Professor Rüdiger Görner (born 1957) is Professor of German with Comparative Literature and Founding Director of the Centre for Anglo-German Cultural Relations. Between 1999 and 2004 he was Director of the Institute of Germanic Studies where he founded the Ingeborg Bachmann Centre for Austrian Literature. Presently, his main research areas comprise literary representations of the five senses, the poetics of voice, Georg Trakl and literary Modernism, the Tower as a literary figuration. He has published studies on Hölderlin's poetics, the Goethezeit, Austrian literature from Stifter to Thomas Bernhard, on Rainer Maria Rilke and Thomas Mann and his notion of finality in culture as well as studies on literary aesthetics. Rüdiger Görner is a Visiting Fellow of the Japan Society for the Promotion of Science and held Visiting Professorships at the Universities of Mainz, Hanover, Heidelberg, Vienna and Salzburg. He is a member of various advisory boards of cultural institutions, publishing houses and academic journals.
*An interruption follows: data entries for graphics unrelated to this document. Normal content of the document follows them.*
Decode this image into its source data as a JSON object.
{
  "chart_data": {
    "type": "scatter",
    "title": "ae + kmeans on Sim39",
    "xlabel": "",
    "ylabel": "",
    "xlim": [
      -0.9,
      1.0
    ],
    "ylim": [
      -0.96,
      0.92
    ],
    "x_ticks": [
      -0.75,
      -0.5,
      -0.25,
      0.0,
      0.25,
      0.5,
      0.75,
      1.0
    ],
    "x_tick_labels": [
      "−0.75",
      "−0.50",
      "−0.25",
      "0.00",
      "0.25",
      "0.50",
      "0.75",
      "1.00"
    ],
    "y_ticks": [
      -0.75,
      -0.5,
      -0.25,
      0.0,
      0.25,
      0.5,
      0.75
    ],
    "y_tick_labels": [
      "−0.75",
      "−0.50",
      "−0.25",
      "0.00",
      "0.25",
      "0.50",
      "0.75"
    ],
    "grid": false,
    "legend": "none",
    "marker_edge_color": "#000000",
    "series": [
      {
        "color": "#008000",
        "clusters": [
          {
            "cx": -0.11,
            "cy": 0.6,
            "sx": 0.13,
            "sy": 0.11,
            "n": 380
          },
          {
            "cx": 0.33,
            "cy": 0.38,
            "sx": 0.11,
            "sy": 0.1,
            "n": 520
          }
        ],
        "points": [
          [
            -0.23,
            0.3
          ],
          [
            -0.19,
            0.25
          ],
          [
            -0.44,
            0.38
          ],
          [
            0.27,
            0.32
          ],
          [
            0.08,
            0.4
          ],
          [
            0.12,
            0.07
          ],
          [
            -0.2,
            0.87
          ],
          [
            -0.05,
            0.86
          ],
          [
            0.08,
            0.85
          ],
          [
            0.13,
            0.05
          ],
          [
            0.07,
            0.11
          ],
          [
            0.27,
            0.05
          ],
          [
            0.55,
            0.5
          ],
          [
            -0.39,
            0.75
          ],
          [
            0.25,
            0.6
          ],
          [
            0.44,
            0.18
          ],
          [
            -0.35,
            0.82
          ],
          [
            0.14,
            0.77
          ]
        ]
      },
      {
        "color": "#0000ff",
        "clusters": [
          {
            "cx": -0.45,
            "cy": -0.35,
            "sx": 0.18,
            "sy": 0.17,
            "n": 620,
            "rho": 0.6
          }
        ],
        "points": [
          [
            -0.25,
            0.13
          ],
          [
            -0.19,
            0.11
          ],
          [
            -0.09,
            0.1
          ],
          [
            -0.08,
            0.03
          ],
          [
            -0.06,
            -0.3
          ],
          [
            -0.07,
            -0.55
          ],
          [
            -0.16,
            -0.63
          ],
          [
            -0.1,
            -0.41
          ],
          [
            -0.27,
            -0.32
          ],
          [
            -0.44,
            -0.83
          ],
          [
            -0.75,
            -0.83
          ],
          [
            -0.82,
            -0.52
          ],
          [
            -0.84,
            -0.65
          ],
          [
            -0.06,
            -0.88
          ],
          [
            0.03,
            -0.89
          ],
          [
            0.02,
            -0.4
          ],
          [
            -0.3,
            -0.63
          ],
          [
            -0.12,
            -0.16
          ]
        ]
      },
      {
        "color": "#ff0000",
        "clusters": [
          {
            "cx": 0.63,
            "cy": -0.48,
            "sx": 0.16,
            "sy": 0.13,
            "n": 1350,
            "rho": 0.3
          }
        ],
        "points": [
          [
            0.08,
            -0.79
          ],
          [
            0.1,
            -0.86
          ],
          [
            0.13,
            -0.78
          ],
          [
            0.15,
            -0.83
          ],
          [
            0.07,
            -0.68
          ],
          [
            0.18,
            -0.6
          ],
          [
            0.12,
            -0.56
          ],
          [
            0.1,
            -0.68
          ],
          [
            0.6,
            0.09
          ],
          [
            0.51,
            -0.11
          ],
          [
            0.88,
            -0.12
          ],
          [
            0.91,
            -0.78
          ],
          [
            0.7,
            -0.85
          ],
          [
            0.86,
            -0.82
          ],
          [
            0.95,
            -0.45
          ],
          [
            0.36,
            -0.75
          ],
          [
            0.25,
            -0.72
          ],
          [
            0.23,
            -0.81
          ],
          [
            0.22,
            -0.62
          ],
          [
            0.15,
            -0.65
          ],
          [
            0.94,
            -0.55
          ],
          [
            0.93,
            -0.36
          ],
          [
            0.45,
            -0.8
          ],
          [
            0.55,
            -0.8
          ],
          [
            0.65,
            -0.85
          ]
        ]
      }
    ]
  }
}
As a literary critic he writes for some of the leading journals in Germany, Austria and Switzerland, including Die Zeit, Frankfurter Allgemeine Zeitung, Die Presse and Neue Zürcher Zeitung. He is Corresponding Fellow of the Deutsche Akademie für Sprache und Dichtung and member of the following Editorial Boards: Jahrbuch für Internationale Germanistik (the UK representative) / Internationale Forschungen zur Allgemeinen und Vergleichenden Literaturwissenschaft (Vienna/Amsterdam) /Comparative Critical Studies/Études Germaniques/ Literaturwissenschaftliches Jahrbuch. In 2012 he was awarded the Deutsche Sprachpreis of the Henning Kaufmann Foundation in Weimar. In 2012/13 he was Senior Research Fellow at the Internationale Kolleg Morphomata of Cologne University and in 2013/14 he held the Georg Trakl Visiting Professorship at the University of Salzburg. In 2015 he was awarded the Reimar Lüst Prize of the Alexander-von-Humboldt-Stiftung.


Dr Astrid Köhler
Reader in German

Astrid Köhler’s research interests are mainly concerned with the Cultural History of late 18th & early 19th Century Germany on the one hand, and the Literature written by East German Authors before and after German re-unification in 1990 on the other.
With regard to the former, she has published widely on salons and other forms of sociability in the Age of Goethe as well as on the public rituals and festivities, literary journals and prose fiction of the period (see School of Languages, Linguistics and Film website for select bibliography). Her next major project is to investigate the cultural significance of spa-places in England and the German speaking countries around that time.
As to the latter, she has published several journal articles and is currently writing a book entitled “Brückenschläge: DDR-Autoren vor und nach der deutschen Wiedervereinigung.”
Expert supervision is available in both fields – but also more generally in the history of female authorship and women’s writing in the 19th and 20th centuries and in the historical sociology of literature.


Dr Angus Nicholls
On Research Leave 2016-17
Senior Lecturer in German and Comparative Literature

Angus Nicholls’s areas of research interest include: the comparative study of German and English Romanticisms; Goethe and his philosophical contemporaries (Hamann, Herder, Kant, Schiller, Schelling); theories of myth; the prehistory of psychoanalysis; German critical theory and philosophical hermeneutics (Adorno, Benjamin, Blumenberg, Gadamer); twentieth century Australian poetry.


Dr Falco Pfalzgraf
Senior Lecturer in German Linguistics

Dr Falco Pfalzgraf's main area of research is the application of discourse analysis [not CDA], especially concerning the influence of English upon German (Anglizismen, Denglisch), and the related subject of Linguistic Purism (the latter field being understood in its widest sense and with both a synchronic and diachronic focus). He also conducts research on the relationships between politics, language, and culture. His most recent work concerns discourses of foreignness in school books 1933-45.